2.4. Imobilização do mAb CR3022
Para a etapa de imobilização, o mAb CR3022 foi imobilizado covalentemente
na superfície do eletrodo de trabalho. As etapas de imobilização do anticorpo foram
mostradas no Esquema 1. Primeiro, 5 ÿL de solução CNC a 0,25% em água Milli-
Q foram colocados em WE para fornecer o grupo carboxílico (COOH) na superfície
do eletrodo. Em seguida, deixar o CNC secar em estufa a 37 ÿC por 15 min.

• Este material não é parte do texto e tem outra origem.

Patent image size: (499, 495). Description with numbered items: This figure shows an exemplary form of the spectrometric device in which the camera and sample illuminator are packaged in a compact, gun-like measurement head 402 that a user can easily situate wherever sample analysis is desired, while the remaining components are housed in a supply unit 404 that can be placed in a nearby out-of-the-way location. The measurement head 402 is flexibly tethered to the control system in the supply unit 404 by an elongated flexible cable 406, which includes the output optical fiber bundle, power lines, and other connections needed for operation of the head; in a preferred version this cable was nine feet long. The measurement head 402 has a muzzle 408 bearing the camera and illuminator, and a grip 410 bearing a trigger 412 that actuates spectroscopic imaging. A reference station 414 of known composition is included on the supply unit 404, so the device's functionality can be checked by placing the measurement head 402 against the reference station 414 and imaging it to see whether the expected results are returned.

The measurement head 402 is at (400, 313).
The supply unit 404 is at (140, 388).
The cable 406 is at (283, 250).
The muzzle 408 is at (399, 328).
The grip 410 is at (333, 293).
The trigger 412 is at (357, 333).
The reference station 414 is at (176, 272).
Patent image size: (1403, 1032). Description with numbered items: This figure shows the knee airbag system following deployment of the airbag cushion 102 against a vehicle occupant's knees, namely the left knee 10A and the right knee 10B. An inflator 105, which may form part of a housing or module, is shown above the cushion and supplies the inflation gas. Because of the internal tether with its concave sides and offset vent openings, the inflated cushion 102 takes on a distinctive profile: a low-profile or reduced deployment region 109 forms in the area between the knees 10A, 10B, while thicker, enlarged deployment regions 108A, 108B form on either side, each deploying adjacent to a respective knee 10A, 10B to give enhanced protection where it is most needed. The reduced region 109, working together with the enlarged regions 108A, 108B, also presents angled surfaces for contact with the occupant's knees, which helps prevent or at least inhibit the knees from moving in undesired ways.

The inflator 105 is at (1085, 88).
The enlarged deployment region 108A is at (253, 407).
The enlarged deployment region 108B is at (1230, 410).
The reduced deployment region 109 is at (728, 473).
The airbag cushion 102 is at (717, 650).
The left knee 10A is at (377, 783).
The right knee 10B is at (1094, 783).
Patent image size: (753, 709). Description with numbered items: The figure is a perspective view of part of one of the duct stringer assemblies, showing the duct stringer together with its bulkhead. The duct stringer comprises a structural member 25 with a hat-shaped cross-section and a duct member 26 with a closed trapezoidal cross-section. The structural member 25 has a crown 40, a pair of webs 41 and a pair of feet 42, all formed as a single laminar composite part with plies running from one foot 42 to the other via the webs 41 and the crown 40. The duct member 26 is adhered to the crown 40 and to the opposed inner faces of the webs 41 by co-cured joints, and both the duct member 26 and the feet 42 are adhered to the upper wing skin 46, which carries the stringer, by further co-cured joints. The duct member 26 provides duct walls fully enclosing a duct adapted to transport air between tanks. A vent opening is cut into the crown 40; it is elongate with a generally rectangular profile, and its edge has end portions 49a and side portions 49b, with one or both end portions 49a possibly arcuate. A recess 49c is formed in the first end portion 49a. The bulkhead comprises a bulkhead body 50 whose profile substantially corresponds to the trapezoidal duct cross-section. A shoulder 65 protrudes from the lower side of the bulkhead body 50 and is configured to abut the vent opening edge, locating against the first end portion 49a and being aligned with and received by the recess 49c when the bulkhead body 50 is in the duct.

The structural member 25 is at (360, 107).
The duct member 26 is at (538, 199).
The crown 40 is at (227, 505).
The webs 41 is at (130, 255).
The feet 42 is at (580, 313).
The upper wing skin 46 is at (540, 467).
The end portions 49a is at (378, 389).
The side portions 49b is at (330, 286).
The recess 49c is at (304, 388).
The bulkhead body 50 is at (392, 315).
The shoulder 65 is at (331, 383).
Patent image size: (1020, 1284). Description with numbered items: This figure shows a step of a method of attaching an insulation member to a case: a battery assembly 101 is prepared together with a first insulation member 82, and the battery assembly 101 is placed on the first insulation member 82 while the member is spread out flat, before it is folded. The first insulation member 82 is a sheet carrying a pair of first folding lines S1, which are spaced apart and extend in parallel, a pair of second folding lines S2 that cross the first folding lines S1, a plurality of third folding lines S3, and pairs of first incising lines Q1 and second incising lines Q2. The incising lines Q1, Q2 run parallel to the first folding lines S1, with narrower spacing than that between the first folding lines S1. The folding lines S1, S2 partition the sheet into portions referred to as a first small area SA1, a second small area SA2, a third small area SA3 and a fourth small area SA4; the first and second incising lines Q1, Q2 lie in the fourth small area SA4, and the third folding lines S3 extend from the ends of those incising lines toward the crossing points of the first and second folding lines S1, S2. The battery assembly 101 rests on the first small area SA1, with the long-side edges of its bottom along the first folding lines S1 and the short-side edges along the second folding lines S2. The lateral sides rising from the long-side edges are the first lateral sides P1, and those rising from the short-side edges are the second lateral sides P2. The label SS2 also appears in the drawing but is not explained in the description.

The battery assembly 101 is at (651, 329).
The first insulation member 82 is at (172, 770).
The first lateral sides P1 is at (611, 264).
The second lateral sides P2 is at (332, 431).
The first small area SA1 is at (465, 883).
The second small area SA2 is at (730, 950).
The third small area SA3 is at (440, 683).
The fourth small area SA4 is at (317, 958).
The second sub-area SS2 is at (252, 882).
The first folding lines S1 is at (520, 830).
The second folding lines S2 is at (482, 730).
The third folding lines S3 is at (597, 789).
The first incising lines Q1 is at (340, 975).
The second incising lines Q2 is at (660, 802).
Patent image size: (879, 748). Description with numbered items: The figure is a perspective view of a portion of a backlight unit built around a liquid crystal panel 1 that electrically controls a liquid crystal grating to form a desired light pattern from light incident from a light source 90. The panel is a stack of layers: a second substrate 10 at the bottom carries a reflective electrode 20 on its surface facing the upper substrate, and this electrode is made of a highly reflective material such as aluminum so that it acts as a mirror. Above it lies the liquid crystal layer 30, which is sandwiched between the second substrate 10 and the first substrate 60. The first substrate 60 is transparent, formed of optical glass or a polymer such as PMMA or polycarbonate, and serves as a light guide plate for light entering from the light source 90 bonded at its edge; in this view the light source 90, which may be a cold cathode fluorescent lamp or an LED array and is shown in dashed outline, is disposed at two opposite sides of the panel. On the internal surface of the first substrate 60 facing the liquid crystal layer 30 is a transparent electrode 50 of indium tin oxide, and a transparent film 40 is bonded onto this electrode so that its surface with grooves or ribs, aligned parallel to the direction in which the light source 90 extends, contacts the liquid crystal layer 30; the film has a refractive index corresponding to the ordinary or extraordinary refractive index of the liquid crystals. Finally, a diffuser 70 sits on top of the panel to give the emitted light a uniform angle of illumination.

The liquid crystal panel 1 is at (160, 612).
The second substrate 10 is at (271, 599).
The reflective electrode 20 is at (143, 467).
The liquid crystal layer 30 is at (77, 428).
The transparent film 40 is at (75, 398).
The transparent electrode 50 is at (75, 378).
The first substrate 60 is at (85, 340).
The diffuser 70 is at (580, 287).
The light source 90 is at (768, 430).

Em
seguida, 5 ÿL de solução EDC/NHS (10 mM/30 mM) contendo 0,96 mg de EDC e
3,25 mg de sulfo-NHS preparada em PBS pH 7,4 (500 ÿL) foram adicionados à
superfície do eletrodo modificado por CNC para agir. como agente de acoplamento
e incubado em temperatura ambiente por 1 h para ativar o grupo COOH, seguido
de lavagem com PBS pH 7,4. Em seguida, 1 ÿg/mL de anticorpo de captura mAb
CR3022 (5 ÿL) foi colocado na superfície do eletrodo modificado e incubado em
condição úmida por 1 h para gerar a ligação covalente através da conjugação direta
entre um grupo carboxílico (COOH) de CNC. e os grupos amina primários (–NH2)
dos anticorpos de captura. Depois disso, o Ab/CNC/SPGE
Esquema 1. O processo de imobilização covalente do mAb CR3022 na superfície do eletrodo para detecção eletroquímica de SARS-CoV-2 RBD.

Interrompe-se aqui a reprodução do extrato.